而后,就是半天都没有回来。

        听着一声声“船快沉了”,甄铸心头大惊,咬了咬牙,快步离了船舱,见整个通道上豆腐没有女真的人,心头松了一口气,连忙向甲板上跑去,却见箭雨以及炮铳齐齐向着甲板倾泻。

        甄铸面色焦虑,只见无数的船只围攻着二十来艘敌船,展开轰击,有些想要大声喊着,这时候外间如何听得到。

        心头一慌,这船只如是沉了,他岂还有命在?

        忽而眼前一亮,看向不远处的一把刀,连忙跑将过去,拿过弯刀,一点点割着绳索,而在这时,大批的江水已经向着船舱倾倒。

        甄铸面如死灰,但那绳索好似太粗一般,才割了一小半,心头难免焦急不胜。

        终于,在江水彻底灌入船只的同时,甄铸身上的绳索忽而割断,在水师多年练就的游泳技能在这一刻派上用场,破窗向着快速游去。

        却说另外一边儿,贾珩看向已陆续打着白旗的战船,吩咐着刘积贤道:“挥动令旗,接受敌寇投降!”
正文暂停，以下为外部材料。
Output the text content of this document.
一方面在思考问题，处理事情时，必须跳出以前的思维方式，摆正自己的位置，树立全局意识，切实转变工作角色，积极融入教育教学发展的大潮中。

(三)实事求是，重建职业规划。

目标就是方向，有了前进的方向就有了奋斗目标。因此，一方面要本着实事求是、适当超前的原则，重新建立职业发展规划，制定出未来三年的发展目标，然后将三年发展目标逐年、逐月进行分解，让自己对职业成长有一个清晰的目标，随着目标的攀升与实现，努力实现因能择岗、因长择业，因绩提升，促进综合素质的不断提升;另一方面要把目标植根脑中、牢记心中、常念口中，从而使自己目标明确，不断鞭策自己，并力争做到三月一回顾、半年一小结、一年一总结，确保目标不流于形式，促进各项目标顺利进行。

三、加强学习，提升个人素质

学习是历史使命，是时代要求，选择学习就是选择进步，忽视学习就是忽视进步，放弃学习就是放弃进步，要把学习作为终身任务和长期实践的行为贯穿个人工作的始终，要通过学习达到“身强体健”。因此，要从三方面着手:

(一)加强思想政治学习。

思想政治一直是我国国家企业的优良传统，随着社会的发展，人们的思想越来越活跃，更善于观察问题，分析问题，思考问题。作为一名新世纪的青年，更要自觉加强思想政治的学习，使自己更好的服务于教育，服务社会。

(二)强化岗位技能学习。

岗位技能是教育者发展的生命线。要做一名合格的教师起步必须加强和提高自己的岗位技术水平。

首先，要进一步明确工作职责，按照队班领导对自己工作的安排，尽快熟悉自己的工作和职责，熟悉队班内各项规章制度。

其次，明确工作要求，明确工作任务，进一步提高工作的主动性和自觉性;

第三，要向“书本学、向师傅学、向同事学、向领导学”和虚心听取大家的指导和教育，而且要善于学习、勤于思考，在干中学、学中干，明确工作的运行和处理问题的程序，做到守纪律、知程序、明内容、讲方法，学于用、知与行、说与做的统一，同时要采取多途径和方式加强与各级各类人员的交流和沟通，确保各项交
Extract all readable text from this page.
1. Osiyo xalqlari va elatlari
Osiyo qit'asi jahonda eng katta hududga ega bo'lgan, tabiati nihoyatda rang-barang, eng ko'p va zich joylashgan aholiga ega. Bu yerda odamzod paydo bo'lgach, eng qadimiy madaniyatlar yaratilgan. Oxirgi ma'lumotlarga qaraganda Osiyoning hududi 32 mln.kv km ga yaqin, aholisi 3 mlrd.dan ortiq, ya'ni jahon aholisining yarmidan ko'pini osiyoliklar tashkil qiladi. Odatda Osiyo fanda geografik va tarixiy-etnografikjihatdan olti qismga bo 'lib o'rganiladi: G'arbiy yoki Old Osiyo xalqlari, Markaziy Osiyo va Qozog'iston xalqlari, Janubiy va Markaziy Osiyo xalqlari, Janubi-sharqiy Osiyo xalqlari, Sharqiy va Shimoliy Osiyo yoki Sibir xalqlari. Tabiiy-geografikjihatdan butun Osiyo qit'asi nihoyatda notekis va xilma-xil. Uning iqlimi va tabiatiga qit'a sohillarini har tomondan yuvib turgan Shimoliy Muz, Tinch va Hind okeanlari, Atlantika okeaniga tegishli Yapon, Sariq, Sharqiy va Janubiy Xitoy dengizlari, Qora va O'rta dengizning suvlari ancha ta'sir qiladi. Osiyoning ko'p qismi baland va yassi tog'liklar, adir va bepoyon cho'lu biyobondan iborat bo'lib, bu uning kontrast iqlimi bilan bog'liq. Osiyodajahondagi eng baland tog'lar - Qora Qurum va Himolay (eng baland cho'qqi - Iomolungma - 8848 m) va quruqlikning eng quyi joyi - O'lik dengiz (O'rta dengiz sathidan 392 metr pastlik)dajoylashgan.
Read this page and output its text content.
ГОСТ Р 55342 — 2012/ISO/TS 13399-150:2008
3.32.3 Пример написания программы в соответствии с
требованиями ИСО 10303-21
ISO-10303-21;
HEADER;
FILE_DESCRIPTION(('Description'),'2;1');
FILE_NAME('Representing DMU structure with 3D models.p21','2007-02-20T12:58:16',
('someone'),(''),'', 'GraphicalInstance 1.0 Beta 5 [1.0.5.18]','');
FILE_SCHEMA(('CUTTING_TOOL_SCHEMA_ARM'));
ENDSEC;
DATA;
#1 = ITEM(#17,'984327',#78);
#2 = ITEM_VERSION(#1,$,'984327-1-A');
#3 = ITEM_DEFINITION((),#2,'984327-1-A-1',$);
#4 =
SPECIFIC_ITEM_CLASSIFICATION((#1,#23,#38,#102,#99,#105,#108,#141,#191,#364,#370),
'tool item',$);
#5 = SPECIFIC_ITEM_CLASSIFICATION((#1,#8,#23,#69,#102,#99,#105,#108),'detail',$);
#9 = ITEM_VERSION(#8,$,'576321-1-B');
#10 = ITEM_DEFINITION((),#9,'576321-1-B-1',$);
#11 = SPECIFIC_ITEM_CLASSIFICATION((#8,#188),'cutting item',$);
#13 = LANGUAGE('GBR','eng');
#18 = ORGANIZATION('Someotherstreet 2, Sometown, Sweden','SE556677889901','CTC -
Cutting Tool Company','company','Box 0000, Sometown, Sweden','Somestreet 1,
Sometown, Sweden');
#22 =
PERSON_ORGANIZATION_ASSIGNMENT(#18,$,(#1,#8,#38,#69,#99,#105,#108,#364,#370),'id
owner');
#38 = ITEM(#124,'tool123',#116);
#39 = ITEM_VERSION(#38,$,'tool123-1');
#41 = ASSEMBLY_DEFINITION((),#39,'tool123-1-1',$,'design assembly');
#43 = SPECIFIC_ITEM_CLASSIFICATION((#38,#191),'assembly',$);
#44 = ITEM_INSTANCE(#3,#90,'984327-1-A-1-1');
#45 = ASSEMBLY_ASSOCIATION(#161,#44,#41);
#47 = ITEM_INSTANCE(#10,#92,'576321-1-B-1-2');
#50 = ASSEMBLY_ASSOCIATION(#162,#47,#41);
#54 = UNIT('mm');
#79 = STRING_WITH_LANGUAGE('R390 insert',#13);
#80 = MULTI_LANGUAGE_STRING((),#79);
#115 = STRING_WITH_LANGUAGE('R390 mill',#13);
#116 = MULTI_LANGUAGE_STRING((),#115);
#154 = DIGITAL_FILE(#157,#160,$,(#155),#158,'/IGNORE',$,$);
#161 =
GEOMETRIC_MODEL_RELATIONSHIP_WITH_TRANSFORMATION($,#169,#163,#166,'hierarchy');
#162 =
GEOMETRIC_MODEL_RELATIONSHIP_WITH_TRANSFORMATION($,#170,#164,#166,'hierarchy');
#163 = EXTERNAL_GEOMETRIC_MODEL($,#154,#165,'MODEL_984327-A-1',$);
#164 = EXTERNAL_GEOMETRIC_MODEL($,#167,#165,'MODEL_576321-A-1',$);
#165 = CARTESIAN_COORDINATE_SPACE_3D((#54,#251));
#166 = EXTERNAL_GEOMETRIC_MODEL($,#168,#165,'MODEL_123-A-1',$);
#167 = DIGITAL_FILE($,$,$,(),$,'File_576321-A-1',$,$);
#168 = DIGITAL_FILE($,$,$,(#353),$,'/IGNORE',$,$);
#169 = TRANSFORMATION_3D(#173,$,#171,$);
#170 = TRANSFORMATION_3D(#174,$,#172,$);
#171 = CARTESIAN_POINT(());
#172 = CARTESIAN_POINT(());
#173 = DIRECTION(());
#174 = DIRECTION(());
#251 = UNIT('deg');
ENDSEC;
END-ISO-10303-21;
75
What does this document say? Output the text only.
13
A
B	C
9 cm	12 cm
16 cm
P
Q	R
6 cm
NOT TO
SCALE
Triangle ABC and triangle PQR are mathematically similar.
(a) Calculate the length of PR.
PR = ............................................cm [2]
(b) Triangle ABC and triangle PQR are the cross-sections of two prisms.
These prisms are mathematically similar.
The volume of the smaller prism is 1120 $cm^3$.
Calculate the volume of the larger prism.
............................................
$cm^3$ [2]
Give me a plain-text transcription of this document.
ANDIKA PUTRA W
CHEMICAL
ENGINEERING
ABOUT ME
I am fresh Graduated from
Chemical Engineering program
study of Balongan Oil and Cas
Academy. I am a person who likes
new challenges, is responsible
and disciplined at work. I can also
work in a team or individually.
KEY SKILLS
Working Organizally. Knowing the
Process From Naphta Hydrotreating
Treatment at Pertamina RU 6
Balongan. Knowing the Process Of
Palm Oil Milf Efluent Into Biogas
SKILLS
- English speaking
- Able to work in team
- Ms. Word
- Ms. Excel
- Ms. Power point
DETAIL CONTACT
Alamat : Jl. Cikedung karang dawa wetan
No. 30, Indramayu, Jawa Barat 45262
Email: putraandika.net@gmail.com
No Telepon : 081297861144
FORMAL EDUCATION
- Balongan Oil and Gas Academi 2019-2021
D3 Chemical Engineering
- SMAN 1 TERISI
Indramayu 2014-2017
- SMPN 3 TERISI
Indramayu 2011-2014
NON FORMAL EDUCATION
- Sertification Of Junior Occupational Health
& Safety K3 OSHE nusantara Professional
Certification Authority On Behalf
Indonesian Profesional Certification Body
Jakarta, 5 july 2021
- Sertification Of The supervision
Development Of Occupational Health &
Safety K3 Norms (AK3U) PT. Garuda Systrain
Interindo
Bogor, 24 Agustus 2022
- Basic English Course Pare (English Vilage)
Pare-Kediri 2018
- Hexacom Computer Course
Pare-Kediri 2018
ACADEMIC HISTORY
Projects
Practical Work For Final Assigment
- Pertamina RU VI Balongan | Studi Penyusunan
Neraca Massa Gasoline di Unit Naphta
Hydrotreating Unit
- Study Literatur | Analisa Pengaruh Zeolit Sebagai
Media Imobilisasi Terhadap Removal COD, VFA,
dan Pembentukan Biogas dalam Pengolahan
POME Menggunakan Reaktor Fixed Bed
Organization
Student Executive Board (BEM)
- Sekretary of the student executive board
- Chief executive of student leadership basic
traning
        说来,这还是他前世今生的头一次水战,虽然战前说着大船胜小船,多铳胜少铳,但具体实操,唯有打过一次才能有着底气。

        从目前看来,这场比烂大赛,终究是海寇与女真更烂一些,而且水战比起陆战是有一些不同,下次他就知道怎么布置,而且这一战胜后,两支水师的军心士气,后续也可大用了。